Was jeder über gesunde (Kinder)-Ernährung wissen sollte

Heute geht es zunächst um die Grundbegriffe. So z. B. die Frage, was ist eigentlich eine gesunde Ernährung? Ich finde das ist eine schwierige Frage, oder? Denn wenn Du 3 Leute fragst, bekommst Du wahrscheinlich auch 3 Meinungen dazu.

Die Antworten sind dann: wenig Kohlenhydrate essen, wenig Fett oder auf Cholesterin achten, Trennkost oder gesunde Mischkost oder vegetarisch oder vegan oder Rohkost oder…

Und wie sieht es bei Kindern aus, was ist da besonders zu beachten?

Eine gesunde (Kinder)-Ernährung soll:

  • den Körper mit Energie versorgen
  • den Körper mit Vitaminen und Mineralstoffen versorgen
  • wenig Schadstoffe enthalten
  • gut schmecken
  • lange satt machen
  • schnell und einfach zuzubereiten sein
  • ansprechend aussehen
  • den Körper gesund erhalten
  • abwechslungsreich sein
  • leicht verdaulich sein
  • frei von Zusatzstoffen sein
  • usw.

Also ich finde, das sind ganz schön viele Punkte! Und diese Liste ist sicher noch nicht vollständig. Da liegt es doch auf der Hand, dass wir uns Gedanken machen sollten, welche Nahrungsmittel denn diese Kriterien erfüllen. Und dann entscheiden, was wir bzw. unsere Kinder essen wollen oder sollen? Das ist nicht so einfach, oder? Denn es gibt nicht die eine Ernährung, die für alle Menschen immer am besten ist. Für mich persönlich ist bei gesunder Kinderernährung ganz wichtig:

Natürlich dass diese Anforderungen alle erfüllt werden. Dies bedeutet für mich bzw. für unsere Familie: sehr viel frisches und meist rohes Gemüse und Obst, wenig Süßigkeiten, sehr wenig tierische Produkte, dafür hochwertige pflanzliche Alternativen (auch als Quelle für Eiweiß, Kohlenhydrate und gesunde Fette). Auch wenn Du es so vielleicht nicht glaubst, doch das kann super lecker schmecken – ohne dass der Genuss dabei verlorengeht.
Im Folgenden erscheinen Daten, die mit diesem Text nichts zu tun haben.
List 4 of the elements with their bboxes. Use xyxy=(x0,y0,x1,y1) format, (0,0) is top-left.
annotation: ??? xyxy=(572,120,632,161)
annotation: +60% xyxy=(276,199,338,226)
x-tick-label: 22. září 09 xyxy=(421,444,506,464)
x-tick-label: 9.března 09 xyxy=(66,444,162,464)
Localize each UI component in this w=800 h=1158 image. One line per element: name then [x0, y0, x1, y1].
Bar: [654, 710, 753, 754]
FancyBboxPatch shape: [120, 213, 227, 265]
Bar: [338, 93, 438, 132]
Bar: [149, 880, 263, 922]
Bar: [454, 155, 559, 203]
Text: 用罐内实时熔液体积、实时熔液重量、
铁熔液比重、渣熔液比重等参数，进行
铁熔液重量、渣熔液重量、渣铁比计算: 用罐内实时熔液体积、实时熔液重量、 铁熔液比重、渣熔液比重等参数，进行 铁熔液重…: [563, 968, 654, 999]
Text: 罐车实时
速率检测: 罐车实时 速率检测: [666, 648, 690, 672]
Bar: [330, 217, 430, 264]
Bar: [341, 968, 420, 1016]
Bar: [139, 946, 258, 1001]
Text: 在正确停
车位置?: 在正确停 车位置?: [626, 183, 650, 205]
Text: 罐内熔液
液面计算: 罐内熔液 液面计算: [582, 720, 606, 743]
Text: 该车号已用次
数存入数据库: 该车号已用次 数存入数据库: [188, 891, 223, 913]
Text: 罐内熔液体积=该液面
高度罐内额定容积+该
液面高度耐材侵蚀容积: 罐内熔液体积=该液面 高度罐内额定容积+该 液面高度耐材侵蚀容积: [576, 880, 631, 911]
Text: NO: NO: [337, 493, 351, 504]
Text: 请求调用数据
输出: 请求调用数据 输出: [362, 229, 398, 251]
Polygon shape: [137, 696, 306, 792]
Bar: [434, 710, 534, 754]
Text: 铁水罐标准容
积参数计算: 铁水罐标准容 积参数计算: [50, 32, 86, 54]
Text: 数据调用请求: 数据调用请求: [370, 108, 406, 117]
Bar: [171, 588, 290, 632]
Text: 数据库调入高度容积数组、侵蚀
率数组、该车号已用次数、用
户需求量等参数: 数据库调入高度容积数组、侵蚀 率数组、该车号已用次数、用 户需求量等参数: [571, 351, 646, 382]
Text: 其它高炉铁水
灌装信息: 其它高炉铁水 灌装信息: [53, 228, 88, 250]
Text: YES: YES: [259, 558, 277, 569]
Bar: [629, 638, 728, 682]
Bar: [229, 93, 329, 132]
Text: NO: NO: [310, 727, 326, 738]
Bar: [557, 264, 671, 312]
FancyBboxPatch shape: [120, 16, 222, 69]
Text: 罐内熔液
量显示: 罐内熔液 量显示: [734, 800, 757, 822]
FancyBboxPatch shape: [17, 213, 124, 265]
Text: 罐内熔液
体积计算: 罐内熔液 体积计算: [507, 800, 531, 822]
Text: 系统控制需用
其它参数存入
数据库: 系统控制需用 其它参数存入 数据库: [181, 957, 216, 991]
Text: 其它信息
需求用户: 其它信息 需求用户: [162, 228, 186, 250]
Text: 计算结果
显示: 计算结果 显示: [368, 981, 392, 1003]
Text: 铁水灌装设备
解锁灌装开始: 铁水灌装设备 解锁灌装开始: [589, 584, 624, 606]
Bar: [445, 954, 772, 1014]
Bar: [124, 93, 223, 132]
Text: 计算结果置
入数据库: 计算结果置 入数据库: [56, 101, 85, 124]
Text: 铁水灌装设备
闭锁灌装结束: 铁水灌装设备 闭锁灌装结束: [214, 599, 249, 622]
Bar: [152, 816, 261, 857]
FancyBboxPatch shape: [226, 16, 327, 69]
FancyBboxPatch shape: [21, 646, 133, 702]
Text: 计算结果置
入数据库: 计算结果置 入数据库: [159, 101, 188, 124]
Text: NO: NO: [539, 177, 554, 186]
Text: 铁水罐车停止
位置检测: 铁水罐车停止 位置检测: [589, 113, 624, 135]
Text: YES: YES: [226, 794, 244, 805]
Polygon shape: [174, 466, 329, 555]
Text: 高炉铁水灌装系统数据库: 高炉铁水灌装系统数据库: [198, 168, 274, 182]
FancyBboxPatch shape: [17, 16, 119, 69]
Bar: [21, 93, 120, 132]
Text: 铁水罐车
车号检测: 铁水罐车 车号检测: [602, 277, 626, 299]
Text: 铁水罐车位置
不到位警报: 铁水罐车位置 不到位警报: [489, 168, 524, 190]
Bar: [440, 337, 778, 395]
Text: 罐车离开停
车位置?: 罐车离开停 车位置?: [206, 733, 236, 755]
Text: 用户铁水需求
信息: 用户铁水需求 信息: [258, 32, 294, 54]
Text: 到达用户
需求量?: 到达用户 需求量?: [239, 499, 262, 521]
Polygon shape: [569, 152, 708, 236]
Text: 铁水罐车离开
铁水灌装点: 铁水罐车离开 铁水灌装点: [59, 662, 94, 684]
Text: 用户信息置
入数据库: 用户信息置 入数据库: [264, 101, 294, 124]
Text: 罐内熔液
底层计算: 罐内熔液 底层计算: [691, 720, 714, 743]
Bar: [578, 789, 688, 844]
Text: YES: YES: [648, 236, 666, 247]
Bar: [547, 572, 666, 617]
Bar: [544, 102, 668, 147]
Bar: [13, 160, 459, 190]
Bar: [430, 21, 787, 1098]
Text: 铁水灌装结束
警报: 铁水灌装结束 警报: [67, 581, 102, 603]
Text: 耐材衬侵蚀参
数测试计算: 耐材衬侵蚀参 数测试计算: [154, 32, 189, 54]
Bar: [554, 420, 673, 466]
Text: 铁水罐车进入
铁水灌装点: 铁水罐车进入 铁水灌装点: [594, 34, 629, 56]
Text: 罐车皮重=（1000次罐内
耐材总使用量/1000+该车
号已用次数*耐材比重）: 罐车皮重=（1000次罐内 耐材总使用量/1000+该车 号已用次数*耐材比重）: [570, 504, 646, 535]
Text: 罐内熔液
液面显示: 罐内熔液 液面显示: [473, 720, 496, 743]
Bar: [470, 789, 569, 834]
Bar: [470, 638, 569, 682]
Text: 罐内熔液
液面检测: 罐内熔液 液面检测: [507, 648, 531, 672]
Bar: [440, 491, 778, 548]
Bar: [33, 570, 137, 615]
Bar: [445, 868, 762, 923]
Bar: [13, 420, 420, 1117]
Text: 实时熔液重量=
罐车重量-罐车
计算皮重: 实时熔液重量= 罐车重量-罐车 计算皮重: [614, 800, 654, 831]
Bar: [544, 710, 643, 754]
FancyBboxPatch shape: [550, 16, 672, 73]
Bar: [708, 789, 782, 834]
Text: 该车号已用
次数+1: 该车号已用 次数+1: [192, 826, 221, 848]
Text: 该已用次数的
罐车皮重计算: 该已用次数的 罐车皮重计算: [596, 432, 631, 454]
Was genau davon für Dich passt, entscheidest Du selbst. Jeder kleine Schritt in diese Richtung ist schon toll. Denn natürlich muss sich nicht jeder vegetarisch oder vegan ernähren 😉 .

Kidsgemüseunter

 

Der falsche und der richtige Weg, mit der Verantwortung als Eltern umzugehen

Jeder kann frei entscheiden, wie er sich ernährt. Damit ist er auch für seine Gesundheit verantwortlich, das scheint logisch zu sein, oder?

Bist Du der Meinung Deine Kinder sollen selbst entscheiden, was sie essen wollen. Die Kids sollen selbst die Verantwortung für ihre Ernährung und damit ihre Gesundheit übernehmen?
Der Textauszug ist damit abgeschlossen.